Over the past week I have been diligently trying to fix this problem with my machine! I am running Windows ME on a Dell Dimension 8100.

I am using 2 Rambus memory chips of Samsung 128 MB and 2 Rambus chips that Dell provided.

When all 4 are inserted I get the display message:
"Alert! Previous attempts at booting this system have failed at checkpoint {EMem}. For help in resolving this problem please note this chekpoint and contact Dell Technical Support."

When 2 of either kind are in, the computer beeps like crazy, but the screen doesn't show up.

When none are in, it beeps like crazy and the screen doesn't show up.

I am 100% positive that it is not the hard drive. I tested with another hard drive and without a hard drive and the same thing happens on all three. I called Tech Support and was on the phone for almost 2 hours and they said it was most likely the ram which is obvious. ANY information or feedback is welcomed! I am dying to know how to fix this problem! Thank you in advance!


----------



## Blue Zee

a) Have you tried with only the chips that Dell provided?
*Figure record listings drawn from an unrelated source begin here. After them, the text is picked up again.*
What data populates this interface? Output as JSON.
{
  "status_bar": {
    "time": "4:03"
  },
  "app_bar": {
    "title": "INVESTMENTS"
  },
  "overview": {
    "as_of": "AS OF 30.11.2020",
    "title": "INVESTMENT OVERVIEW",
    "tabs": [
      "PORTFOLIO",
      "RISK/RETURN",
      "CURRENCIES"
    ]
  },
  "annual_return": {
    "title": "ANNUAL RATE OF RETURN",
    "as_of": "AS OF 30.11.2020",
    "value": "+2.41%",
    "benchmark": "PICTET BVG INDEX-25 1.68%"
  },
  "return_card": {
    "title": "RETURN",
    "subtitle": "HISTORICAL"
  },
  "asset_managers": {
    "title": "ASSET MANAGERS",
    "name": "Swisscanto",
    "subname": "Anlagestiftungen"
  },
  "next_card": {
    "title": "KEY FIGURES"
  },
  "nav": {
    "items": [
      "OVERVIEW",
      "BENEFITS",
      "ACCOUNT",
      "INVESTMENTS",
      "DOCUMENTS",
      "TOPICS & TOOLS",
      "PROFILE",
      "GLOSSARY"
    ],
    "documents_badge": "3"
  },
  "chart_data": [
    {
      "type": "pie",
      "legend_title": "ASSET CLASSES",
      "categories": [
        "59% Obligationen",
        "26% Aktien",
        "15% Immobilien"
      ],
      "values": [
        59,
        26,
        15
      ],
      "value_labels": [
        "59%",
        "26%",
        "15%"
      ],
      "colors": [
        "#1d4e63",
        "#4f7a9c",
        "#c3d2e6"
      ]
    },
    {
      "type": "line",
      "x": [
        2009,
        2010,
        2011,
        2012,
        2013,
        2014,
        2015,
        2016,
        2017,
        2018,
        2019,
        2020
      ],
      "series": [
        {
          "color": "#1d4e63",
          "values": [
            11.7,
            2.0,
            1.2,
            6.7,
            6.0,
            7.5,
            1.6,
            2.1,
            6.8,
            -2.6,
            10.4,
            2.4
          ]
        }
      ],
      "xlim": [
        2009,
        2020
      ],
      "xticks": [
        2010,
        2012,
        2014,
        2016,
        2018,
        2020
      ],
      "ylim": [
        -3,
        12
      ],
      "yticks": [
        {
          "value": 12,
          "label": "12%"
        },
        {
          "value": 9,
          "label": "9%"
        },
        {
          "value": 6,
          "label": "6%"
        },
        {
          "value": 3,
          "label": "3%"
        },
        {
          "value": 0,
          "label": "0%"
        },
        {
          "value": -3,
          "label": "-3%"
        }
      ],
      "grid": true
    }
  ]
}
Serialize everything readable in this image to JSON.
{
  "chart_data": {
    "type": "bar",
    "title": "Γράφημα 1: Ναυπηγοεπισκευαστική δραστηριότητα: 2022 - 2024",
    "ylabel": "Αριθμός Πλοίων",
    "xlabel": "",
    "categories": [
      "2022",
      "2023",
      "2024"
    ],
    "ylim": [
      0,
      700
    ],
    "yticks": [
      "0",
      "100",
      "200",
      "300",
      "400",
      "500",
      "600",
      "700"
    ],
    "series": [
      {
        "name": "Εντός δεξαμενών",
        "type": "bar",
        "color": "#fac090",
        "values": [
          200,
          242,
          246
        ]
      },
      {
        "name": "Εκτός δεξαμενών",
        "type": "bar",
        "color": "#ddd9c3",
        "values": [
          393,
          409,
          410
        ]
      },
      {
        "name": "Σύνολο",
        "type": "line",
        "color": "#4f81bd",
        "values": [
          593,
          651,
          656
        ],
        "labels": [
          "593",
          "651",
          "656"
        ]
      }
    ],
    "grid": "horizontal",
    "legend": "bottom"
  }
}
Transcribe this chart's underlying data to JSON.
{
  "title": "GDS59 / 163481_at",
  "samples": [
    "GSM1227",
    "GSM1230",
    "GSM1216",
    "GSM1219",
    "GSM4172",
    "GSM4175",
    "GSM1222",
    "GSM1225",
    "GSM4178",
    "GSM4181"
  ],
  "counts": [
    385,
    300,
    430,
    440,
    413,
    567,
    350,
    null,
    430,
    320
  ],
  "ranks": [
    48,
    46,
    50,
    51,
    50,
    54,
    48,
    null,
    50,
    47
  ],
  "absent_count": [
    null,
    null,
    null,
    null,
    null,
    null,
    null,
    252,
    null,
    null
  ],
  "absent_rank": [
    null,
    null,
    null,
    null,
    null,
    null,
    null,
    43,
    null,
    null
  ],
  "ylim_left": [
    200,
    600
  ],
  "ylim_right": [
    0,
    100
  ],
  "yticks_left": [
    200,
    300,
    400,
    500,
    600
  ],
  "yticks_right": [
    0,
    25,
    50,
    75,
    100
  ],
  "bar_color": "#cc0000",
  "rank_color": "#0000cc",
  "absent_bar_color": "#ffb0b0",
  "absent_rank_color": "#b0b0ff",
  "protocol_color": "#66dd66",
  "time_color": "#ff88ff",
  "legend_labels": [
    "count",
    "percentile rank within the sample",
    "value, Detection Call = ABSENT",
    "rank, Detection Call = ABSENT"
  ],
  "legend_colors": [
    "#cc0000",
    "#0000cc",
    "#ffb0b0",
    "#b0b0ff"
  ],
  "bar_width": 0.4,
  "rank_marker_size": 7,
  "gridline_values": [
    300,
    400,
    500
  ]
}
b) Try replacing the CMOS battery.

c) You will have to face Dell Technical Support...


----------



## ZeRealBigBoss

you say that any set of 2 do give the beeping, which indeed is a memory problem, it might be that either there is an interruption in one of the memory bus lines or that you managed to blow all the memory sticks to hell with handling them when you are statically charged. Try to borrow sticks from someone else, handle them with care and try again. If it still beeps, chances are that your MB has gone over the brink.


----------



## pauliojr

Okay well I tried 2 new sticks and still have a problem. When just the 2 new sticks are in, the screen doesn't come up. When I add 2 other sticks, the same problem comes around. Please help!!


----------



## blues_harp28

Hi have you tried One stick..that Dell provided?


----------



## ZeRealBigBoss

Normally on a mother board the memory sockets are numbered from 0 to 3; some MBs don't care in which the sticks are, some want them used in sequence. Now some reasoning:

- If you put two in, there is heavy beeping, assuming that you did put them in 0 and 1
(You might check whether indeed you stuck them in the right slots). This occurs when there is a memory problem
- The 2 sticks you put in are OK
- If you put four, it gives the EMem message
My guess is that your board definitely wants 0 and 1 as first and that, if it sees 2 and 3 occupied and 0 and 1 not, it gives the error message; combined with the fact that the first two banks apparently do not function with good sticks, I would say that there is a problem with the memory bus of the first bank(s) on the motherboard. That can be a bad soldering joint, e.g. on the memory plugs, or a broken track or maybe your northbridge is broken (that is the integrated circuit that takes care of memory bus access. I had an Asus MB where the northbridge internally shorted after 13 months.). 
Conclusive proof will be if you try the sticks in a different machine; if they work there my theory is correct. Let us know the results, we are curious people.


----------